You give your people July 4th off in order to celebrate the beginnings of our democracy. Should you also consider giving them November 8th off this year in order to participate in its continuation?
A new campaign called (appropriately) TakeOffElectionDay is arguing the answer to this question is clearly yes. The campaign started last week "with some tweets," reports VC Hunter Walk, who is involved in the effort, on his blog. "Since then, more than 100 companies have signed-up, including Spotify, TaskRabbit, SurveyMonkey, Wikimedia and The Skimm."
You probably don't have to give your people the day off, but you should.
The movement is necessary, Walk explains, because many jurisdictions don't mandate paid time off for the most central requirement of a healthy democracy -- voting. (In contrast, in much of the developed world, elections are held on the weekend or on a public holiday to encourage maximum participation.)
But while bosses often don't have to support their teams in exercising their voting rights here in the U.S., they certainly should, Walk insists. According to him, CEOs, particularly in the tech sector, have being abdicating their political responsibilities. "For too long the tech community has been accused of apathy around social issues," he asserts.

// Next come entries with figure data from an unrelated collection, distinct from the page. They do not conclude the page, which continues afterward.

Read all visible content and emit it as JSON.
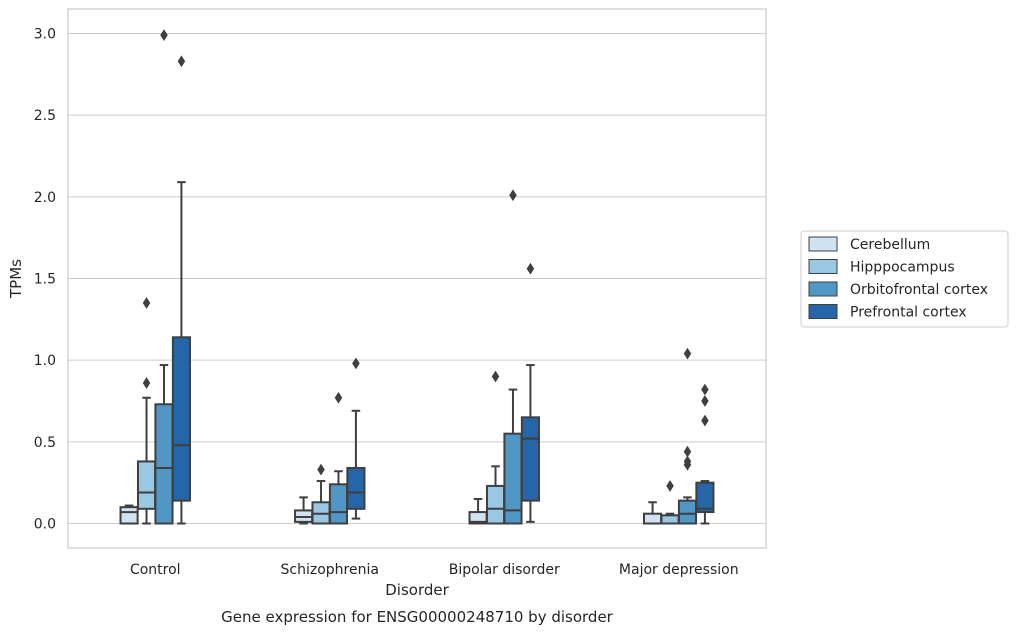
{
  "chart_data": {
    "type": "box",
    "title": "Gene expression for ENSG00000248710 by disorder",
    "xlabel": "Disorder",
    "ylabel": "TPMs",
    "ylim": [
      -0.15,
      3.15
    ],
    "yticks": [
      "0.0",
      "0.5",
      "1.0",
      "1.5",
      "2.0",
      "2.5",
      "3.0"
    ],
    "grid": true,
    "legend_position": "right",
    "categories": [
      "Control",
      "Schizophrenia",
      "Bipolar disorder",
      "Major depression"
    ],
    "series": [
      {
        "name": "Cerebellum",
        "color": "#d1e2f2",
        "boxes": [
          {
            "whislo": 0.0,
            "q1": 0.0,
            "med": 0.07,
            "q3": 0.1,
            "whishi": 0.11,
            "fliers": []
          },
          {
            "whislo": 0.0,
            "q1": 0.01,
            "med": 0.04,
            "q3": 0.08,
            "whishi": 0.16,
            "fliers": []
          },
          {
            "whislo": 0.0,
            "q1": 0.0,
            "med": 0.01,
            "q3": 0.07,
            "whishi": 0.15,
            "fliers": []
          },
          {
            "whislo": 0.0,
            "q1": 0.0,
            "med": 0.0,
            "q3": 0.06,
            "whishi": 0.13,
            "fliers": []
          }
        ]
      },
      {
        "name": "Hipppocampus",
        "color": "#9ac7e1",
        "boxes": [
          {
            "whislo": 0.0,
            "q1": 0.09,
            "med": 0.19,
            "q3": 0.38,
            "whishi": 0.77,
            "fliers": [
              0.86,
              1.35
            ]
          },
          {
            "whislo": 0.0,
            "q1": 0.0,
            "med": 0.06,
            "q3": 0.13,
            "whishi": 0.26,
            "fliers": [
              0.33
            ]
          },
          {
            "whislo": 0.0,
            "q1": 0.0,
            "med": 0.09,
            "q3": 0.23,
            "whishi": 0.35,
            "fliers": [
              0.9
            ]
          },
          {
            "whislo": 0.0,
            "q1": 0.0,
            "med": 0.0,
            "q3": 0.05,
            "whishi": 0.06,
            "fliers": [
              0.23
            ]
          }
        ]
      },
      {
        "name": "Orbitofrontal cortex",
        "color": "#5097c5",
        "boxes": [
          {
            "whislo": 0.0,
            "q1": 0.0,
            "med": 0.34,
            "q3": 0.73,
            "whishi": 0.97,
            "fliers": [
              2.99
            ]
          },
          {
            "whislo": 0.0,
            "q1": 0.0,
            "med": 0.07,
            "q3": 0.24,
            "whishi": 0.32,
            "fliers": [
              0.77
            ]
          },
          {
            "whislo": 0.0,
            "q1": 0.0,
            "med": 0.08,
            "q3": 0.55,
            "whishi": 0.82,
            "fliers": [
              2.01
            ]
          },
          {
            "whislo": 0.0,
            "q1": 0.0,
            "med": 0.06,
            "q3": 0.14,
            "whishi": 0.16,
            "fliers": [
              0.36,
              0.38,
              0.44,
              1.04
            ]
          }
        ]
      },
      {
        "name": "Prefrontal cortex",
        "color": "#2466a8",
        "boxes": [
          {
            "whislo": 0.0,
            "q1": 0.14,
            "med": 0.48,
            "q3": 1.14,
            "whishi": 2.09,
            "fliers": [
              2.83
            ]
          },
          {
            "whislo": 0.03,
            "q1": 0.09,
            "med": 0.19,
            "q3": 0.34,
            "whishi": 0.69,
            "fliers": [
              0.98
            ]
          },
          {
            "whislo": 0.01,
            "q1": 0.14,
            "med": 0.52,
            "q3": 0.65,
            "whishi": 0.97,
            "fliers": [
              1.56
            ]
          },
          {
            "whislo": 0.0,
            "q1": 0.07,
            "med": 0.09,
            "q3": 0.25,
            "whishi": 0.26,
            "fliers": [
              0.63,
              0.75,
              0.82
            ]
          }
        ]
      }
    ]
  }
}
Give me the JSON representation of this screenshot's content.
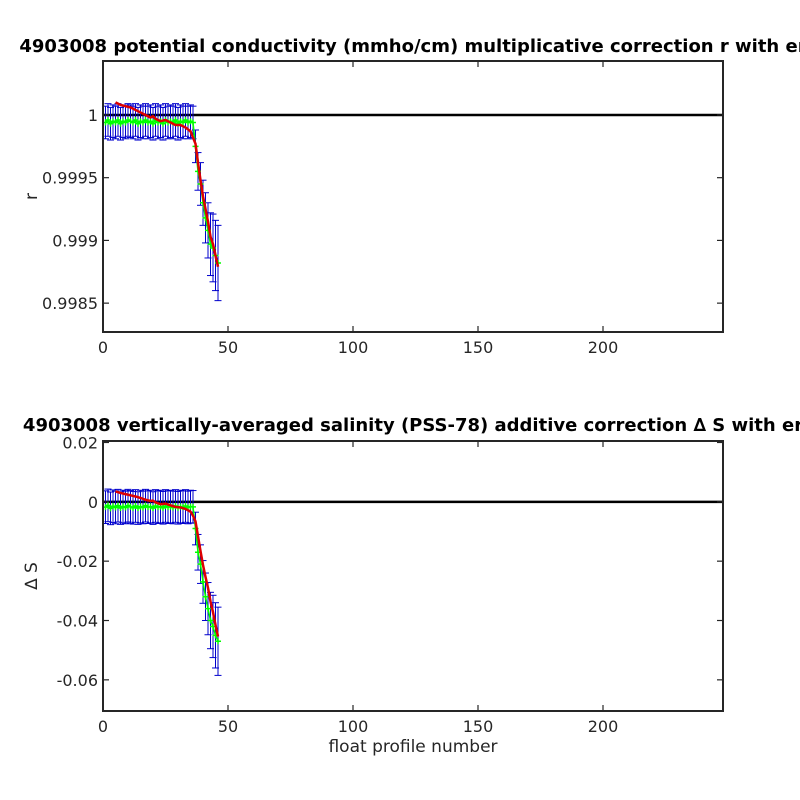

It's time to make a change. CEOs, he feels, need to take a more active role in urging their employees to participate in this election. "We shouldn't rely upon individuals to exercise their right in the face of passive or obstinate CEOs," he writes. "Let's flip the script and have the CEOs inform their teams of their right to go vote?--?and encourage participation."
How to join the movement
Convinced that nudging your people to fulfill their basic responsibilities as citizens is both the right thing to do and in all our interests long term? Walk explains that joining the campaign with a pledge to give your people time off to vote is simple. "If you're a CEO or executive who wants to make sure their company is listed, please reach out to me (email@example.com)," he writes.
The campaign also offers tools if you are an employee hoping to make getting to the polls just a little bit easier. "The TakeOffElectionDay website even has the ability to anonymously email an executive in your company to pose this question if you don't feel comfortable sending the query directly," Walk adds.
Are you giving your people time off to vote this November?